Département de Neurologie, Hôpital Civil, BP426, 67091 Strasbourg, France.
Neuromuscul Disord. 2010 Feb;20(2):125-7. doi: 10.1016/j.nmd.2009.11.004. Epub 2010 Jan 18.
Muscle phosphorylase b kinase (PHK) deficiency (glycogenosis type VIII) is a rare disorder caused by mutations in the PHKA1 gene encoding the alpha(M) subunit of PHK. Only 5 patients with molecular defects in the X-linked PHKA1 gene have been described until now, and they all presented with exercise intolerance.
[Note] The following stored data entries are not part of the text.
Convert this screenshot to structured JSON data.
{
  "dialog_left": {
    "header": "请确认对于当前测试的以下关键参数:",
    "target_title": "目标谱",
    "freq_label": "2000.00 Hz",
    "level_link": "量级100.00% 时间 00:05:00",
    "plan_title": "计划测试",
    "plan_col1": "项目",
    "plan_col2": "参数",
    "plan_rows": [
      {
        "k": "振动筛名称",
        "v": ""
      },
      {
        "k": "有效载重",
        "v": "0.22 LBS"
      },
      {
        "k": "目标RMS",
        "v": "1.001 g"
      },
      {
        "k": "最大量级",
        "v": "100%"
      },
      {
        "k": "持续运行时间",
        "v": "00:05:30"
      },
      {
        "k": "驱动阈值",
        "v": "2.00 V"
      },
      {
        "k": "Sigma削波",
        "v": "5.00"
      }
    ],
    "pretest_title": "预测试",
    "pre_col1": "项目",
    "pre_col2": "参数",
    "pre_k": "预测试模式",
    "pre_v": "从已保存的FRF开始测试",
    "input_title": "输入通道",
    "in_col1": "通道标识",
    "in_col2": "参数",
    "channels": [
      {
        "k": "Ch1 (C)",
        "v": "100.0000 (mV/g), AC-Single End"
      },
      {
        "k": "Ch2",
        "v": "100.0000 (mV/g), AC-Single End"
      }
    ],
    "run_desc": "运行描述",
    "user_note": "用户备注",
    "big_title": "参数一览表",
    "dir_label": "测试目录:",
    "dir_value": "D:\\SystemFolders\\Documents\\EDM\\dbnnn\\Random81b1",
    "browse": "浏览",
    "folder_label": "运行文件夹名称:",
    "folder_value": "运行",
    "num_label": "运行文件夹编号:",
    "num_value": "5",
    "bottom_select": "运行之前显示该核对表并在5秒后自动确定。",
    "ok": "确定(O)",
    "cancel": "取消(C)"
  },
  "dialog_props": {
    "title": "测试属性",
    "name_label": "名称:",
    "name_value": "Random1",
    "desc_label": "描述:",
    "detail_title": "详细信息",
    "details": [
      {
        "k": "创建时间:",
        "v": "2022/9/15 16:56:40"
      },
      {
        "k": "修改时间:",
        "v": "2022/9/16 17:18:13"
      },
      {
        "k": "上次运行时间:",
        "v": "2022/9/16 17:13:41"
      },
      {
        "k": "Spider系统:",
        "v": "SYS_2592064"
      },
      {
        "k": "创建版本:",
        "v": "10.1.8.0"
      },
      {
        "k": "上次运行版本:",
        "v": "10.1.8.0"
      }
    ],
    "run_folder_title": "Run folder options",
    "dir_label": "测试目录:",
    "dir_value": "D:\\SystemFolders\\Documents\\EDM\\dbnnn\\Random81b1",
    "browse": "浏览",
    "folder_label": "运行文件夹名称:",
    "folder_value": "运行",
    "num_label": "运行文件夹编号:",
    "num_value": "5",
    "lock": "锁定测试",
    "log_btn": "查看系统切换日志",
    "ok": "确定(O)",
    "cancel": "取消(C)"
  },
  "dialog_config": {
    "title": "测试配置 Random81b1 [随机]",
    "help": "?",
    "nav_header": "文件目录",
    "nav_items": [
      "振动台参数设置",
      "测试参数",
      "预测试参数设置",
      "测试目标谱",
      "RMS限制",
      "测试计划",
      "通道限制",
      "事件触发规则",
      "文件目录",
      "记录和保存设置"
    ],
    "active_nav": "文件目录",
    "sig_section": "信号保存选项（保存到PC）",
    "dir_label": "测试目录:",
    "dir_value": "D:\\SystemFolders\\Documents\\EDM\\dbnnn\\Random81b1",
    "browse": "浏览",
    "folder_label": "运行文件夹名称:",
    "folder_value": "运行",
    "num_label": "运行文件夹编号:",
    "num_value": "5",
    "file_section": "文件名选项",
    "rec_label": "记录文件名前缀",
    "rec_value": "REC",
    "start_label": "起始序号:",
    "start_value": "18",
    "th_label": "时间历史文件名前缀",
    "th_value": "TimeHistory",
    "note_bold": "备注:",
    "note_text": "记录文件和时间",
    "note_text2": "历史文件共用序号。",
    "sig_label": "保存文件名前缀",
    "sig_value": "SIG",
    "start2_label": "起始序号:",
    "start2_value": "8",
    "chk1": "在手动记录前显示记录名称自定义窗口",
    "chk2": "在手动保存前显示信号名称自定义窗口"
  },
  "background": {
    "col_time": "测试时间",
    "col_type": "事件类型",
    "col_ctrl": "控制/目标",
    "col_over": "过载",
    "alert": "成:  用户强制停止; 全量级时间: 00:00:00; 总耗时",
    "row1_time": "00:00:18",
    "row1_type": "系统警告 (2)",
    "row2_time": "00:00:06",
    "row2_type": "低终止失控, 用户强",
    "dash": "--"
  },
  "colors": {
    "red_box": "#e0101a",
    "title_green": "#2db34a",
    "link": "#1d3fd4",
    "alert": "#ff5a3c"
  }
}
Here, we report a patient with a new mutation in the PHKA1 gene who presented with PHK deficiency, cognitive impairment, but no overt myopathy. This report supports the concept that PHK deficiency is a mild metabolic myopathy and suggests that PHK mutations may interfere with normal brain function.
肌磷酸化酶 b 激酶(PHK)缺乏症(糖原贮积症 VIII 型)是一种由 PHKA1 基因突变引起的罕见疾病,该基因编码 PHK 的α(M)亚基。到目前为止,仅描述了 5 例 X 连锁 PHKA1 基因突变的患者,他们均表现为运动不耐受。在此,我们报告了一例 PHKA1 基因突变患者,其表现为 PHK 缺乏、认知障碍,但无明显肌病。本报告支持 PHK 缺乏症是一种轻度代谢性肌病的概念,并提示 PHK 突变可能干扰正常的脑功能。